We were in a terrible situation. He wanted to write about me; I wanted to hide.
And all I could think about was what the dear man would look like stark naked on my periwinkle blue comforter on my bed eating orange truffles. Delicious!
“Can I make you an omelet?” he asked.
It’s amazing what you can learn about a person over a cheesy omelet, especially when they insist on trying all my jams and jellies and their expressions tell me they believe they’re tasting fruit heaven.
I did not bother to change out of my robe. It was one that Brenda gave me, silky and blue, and I loved the feel of it.

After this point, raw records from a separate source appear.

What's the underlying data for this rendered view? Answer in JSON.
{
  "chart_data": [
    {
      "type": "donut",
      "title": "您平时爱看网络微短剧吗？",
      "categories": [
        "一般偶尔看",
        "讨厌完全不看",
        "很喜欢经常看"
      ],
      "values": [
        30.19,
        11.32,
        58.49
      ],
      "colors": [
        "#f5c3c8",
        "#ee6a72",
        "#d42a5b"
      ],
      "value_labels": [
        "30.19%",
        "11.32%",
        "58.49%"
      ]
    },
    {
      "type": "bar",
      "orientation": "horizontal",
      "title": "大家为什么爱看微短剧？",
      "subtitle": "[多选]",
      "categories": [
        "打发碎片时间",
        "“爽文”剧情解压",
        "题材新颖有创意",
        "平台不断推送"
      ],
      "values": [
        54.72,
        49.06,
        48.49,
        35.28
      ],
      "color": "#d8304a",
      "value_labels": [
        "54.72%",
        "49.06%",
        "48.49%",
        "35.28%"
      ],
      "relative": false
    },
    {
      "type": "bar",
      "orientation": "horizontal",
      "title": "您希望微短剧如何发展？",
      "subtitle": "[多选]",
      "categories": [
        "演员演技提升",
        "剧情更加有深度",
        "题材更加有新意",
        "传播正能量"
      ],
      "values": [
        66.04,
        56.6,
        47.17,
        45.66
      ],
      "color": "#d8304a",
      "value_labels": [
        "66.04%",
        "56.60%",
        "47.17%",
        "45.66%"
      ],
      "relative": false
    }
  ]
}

I think Aiden did, too, as he kissed me after he scrambled the eggs, and again after the chopping of the tomatoes and mushrooms, his hands exploring much of that silk robe and the hot body beneath it….
We took the omelets outside to the deck. Aiden helped me get the toast and orange juice and everything else out there.
On the deck we stayed apart by a table and talked while Thunder and Lightning fell asleep by our feet and snored.
We talked about our work, the island, my naughty goats, who had escaped yet again into town, my desire to see Greece one day, our favorite books, favorite movies, politics, and a social issue or two.
By the end of it I felt as if my brain had had sex. Aiden was witty and sharp and could talk and debate until my cranium rang with pleasure.